The company's flagship model, Chai-2, is described as a zero-shot generative platform for de novo antibody design. Chai Discovery has reported that Chai-2 can design full-length monoclonal antibodies, rather than only fragments, and that it achieved double-digit experimental success rates in laboratory validation, a substantial improvement over earlier computational approaches. The company has also reported that a large share of designed antibodies met common preclinical selection standards across many target antigens.

Chai Discovery is backed by OpenAI and a syndicate of life-sciences and technology investors. It raised approximately $30 million in seed funding, followed by a $70 million Series A announced in August 2025, and a $130 million Series B announced in December 2025 that valued the company at roughly $1.3 billion and brought total financing above $225 million. The Series B was co-led by Oak HC/FT and General Catalyst, with participation from Thrive Capital, OpenAI, and others.

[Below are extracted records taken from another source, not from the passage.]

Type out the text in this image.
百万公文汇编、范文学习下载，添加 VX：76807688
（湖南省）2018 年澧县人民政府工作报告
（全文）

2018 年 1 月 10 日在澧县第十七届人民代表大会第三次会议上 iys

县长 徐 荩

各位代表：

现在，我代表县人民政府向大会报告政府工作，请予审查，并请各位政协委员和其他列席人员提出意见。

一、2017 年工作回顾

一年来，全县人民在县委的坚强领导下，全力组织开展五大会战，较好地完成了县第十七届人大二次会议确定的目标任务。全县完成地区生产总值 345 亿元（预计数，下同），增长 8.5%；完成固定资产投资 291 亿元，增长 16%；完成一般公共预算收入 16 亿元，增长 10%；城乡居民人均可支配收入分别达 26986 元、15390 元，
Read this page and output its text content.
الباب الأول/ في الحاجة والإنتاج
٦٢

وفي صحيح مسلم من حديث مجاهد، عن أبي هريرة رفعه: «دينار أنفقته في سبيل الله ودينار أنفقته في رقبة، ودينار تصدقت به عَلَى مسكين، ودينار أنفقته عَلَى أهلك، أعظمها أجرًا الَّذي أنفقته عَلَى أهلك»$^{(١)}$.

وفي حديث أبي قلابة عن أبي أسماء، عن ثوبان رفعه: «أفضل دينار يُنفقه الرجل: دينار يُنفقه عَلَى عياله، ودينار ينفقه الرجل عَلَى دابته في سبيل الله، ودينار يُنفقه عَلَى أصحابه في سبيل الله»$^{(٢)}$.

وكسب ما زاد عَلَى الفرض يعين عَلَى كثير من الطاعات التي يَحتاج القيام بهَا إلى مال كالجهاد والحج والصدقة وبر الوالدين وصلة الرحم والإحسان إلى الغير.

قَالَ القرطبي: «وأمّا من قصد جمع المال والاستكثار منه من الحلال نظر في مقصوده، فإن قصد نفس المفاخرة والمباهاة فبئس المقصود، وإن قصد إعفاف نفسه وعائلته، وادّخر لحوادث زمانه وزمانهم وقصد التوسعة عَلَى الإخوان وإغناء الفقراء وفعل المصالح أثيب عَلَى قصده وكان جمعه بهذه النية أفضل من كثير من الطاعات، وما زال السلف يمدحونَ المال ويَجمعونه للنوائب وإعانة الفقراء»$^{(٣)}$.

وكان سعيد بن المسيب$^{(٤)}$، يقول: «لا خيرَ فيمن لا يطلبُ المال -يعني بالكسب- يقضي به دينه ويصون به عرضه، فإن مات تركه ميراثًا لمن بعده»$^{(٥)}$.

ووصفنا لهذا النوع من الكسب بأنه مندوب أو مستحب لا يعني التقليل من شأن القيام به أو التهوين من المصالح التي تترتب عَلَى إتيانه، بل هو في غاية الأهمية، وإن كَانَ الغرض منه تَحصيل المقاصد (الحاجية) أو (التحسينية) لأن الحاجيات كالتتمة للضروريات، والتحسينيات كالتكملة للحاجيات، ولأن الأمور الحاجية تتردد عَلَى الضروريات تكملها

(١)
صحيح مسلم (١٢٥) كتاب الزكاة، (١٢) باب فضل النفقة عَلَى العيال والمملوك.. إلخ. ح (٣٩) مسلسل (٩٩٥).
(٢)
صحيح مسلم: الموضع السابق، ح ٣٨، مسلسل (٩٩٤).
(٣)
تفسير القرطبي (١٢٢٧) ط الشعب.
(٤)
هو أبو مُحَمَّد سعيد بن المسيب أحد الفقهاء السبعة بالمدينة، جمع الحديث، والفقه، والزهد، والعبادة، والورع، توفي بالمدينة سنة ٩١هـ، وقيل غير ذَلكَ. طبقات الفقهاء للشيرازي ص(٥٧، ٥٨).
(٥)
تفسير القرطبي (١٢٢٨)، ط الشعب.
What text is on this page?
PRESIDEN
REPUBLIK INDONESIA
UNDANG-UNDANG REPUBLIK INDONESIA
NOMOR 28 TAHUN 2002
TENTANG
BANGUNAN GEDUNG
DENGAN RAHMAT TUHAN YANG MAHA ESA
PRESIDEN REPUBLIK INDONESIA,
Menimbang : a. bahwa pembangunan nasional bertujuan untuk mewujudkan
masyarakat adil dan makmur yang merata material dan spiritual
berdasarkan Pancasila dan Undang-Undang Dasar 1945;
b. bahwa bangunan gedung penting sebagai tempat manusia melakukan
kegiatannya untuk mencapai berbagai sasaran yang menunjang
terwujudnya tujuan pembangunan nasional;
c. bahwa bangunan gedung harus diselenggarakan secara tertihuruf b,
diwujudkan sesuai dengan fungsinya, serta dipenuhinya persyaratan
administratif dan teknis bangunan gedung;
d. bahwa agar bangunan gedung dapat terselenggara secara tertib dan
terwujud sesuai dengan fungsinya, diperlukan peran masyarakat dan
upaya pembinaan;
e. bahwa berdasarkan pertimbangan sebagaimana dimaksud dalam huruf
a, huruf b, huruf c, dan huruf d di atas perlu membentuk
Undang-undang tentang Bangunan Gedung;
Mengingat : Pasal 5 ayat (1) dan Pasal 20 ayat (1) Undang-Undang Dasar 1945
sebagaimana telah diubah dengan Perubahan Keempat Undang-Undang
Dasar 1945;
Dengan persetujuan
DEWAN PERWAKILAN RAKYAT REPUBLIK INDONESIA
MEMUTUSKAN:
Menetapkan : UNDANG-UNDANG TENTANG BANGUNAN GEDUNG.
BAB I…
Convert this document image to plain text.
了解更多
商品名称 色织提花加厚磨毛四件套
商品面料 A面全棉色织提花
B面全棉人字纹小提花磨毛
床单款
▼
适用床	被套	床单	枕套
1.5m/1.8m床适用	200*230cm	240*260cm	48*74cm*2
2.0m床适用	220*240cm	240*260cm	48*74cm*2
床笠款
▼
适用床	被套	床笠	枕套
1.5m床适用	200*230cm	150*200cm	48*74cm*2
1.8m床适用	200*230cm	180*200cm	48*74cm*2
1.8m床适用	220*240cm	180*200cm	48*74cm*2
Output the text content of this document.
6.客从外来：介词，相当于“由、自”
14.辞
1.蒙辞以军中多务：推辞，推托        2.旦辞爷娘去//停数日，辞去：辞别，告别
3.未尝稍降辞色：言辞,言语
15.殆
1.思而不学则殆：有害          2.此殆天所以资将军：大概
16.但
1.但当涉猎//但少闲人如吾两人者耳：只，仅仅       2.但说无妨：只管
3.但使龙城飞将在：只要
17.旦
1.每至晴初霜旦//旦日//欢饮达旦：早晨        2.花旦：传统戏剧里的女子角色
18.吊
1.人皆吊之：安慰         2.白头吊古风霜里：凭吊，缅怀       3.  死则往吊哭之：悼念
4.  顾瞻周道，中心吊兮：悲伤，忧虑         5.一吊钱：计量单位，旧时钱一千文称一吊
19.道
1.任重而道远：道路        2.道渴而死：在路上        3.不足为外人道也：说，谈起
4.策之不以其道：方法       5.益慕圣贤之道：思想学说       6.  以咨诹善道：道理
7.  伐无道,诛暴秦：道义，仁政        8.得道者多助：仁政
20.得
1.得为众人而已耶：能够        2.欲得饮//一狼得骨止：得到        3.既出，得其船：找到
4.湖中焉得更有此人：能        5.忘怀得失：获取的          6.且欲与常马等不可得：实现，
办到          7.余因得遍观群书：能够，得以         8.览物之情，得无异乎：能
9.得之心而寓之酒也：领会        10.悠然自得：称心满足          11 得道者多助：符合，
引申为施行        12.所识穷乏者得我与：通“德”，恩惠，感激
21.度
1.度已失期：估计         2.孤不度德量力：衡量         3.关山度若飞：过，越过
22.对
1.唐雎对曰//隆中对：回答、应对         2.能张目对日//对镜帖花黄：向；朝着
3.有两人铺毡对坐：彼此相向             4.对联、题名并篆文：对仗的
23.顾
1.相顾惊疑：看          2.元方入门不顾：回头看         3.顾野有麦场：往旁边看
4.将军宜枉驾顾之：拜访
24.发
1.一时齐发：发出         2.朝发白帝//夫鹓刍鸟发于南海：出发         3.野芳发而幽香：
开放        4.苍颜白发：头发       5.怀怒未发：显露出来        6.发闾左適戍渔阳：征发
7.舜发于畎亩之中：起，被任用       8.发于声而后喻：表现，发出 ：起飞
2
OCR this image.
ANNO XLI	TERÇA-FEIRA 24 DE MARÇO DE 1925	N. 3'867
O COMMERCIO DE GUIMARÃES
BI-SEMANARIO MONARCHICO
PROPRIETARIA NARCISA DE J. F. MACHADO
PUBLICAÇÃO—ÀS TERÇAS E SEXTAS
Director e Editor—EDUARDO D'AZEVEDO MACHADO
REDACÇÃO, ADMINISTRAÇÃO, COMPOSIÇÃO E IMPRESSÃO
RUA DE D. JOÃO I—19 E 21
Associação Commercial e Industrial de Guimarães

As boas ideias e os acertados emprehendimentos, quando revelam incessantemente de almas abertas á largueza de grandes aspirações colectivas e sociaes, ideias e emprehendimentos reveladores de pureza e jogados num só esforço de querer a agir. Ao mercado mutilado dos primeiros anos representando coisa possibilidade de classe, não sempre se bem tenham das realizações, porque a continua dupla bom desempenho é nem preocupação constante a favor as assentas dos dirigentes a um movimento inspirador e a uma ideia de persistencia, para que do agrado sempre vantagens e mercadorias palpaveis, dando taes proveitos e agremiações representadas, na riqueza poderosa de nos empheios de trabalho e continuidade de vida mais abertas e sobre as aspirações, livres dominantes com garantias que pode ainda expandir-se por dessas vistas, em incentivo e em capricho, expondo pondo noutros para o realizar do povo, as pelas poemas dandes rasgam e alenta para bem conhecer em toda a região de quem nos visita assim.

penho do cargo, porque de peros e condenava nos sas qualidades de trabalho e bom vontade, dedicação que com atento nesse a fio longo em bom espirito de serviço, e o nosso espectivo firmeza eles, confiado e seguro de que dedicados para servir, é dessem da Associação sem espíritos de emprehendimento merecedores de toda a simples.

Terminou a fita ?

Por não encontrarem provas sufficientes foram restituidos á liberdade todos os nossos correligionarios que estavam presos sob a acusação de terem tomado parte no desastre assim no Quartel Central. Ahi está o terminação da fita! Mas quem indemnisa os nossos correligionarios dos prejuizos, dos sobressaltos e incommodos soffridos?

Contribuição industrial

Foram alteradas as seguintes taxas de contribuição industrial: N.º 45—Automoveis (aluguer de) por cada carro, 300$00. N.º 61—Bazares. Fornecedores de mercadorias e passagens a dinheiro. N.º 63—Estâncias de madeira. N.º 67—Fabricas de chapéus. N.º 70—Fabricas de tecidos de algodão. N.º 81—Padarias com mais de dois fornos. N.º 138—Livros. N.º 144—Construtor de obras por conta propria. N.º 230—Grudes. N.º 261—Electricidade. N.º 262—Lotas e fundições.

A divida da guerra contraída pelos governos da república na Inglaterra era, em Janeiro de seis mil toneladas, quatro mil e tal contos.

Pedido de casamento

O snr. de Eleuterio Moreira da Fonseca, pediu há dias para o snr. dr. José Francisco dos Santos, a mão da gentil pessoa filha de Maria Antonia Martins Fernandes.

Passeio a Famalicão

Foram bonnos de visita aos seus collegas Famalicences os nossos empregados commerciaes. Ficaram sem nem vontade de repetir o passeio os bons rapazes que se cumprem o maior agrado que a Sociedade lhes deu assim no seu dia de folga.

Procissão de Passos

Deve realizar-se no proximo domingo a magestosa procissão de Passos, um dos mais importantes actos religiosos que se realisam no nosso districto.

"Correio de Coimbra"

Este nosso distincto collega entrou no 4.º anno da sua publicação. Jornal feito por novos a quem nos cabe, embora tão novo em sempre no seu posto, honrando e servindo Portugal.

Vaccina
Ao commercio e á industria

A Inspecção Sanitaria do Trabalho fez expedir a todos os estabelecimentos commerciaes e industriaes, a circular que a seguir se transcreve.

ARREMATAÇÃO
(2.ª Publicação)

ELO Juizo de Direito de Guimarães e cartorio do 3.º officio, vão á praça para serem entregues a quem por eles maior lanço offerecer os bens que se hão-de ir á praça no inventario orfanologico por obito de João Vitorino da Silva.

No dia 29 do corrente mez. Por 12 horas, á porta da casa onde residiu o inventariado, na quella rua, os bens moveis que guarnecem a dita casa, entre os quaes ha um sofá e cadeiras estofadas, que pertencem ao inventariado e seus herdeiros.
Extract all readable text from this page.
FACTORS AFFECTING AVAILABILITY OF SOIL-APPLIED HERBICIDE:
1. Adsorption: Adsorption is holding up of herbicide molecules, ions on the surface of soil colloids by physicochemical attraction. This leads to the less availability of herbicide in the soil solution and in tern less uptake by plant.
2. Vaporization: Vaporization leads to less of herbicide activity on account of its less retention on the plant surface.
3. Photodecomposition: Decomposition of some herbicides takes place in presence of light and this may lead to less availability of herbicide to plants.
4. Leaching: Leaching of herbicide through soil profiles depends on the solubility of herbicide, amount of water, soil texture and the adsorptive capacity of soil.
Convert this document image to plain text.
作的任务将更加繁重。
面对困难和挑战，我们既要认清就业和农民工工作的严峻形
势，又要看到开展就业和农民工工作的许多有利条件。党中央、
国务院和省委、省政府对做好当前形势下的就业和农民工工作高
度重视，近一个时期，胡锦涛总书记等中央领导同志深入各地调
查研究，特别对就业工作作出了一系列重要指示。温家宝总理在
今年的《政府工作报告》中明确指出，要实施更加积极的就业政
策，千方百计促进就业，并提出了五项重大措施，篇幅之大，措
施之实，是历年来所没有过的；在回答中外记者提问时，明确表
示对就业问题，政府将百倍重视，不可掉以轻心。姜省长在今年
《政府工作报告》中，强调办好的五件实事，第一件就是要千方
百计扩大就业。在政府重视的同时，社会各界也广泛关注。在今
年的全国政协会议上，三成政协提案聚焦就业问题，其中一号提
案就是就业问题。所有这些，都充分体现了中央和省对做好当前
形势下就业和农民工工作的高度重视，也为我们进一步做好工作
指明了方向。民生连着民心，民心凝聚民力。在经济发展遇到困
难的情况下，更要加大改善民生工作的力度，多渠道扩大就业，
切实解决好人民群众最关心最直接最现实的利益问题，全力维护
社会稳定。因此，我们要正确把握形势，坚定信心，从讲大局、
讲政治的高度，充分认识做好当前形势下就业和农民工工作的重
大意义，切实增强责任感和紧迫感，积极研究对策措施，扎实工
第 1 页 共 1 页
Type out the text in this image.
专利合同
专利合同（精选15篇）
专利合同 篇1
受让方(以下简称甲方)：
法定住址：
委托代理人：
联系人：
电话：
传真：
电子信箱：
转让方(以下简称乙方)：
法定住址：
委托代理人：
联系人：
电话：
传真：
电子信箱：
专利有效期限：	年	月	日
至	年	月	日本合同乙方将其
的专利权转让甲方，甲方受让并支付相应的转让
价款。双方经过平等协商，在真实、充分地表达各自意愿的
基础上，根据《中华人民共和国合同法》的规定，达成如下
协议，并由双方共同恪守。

The company's positioning centers on shortening the path from target to validated antibody candidate, which is one of the most expensive and time-consuming stages of therapeutic development. By generating candidates computationally and validating experimentally, Chai Discovery seeks to compress discovery timelines and expand the range of targets that can be addressed.

As an early-stage research-driven company, Chai Discovery operates in a domain where laboratory validation, regulatory pathways, and clinical outcomes ultimately determine impact. Organizations evaluating the company should weigh the strength of its reported experimental results against the long timelines and uncertainties inherent in drug discovery.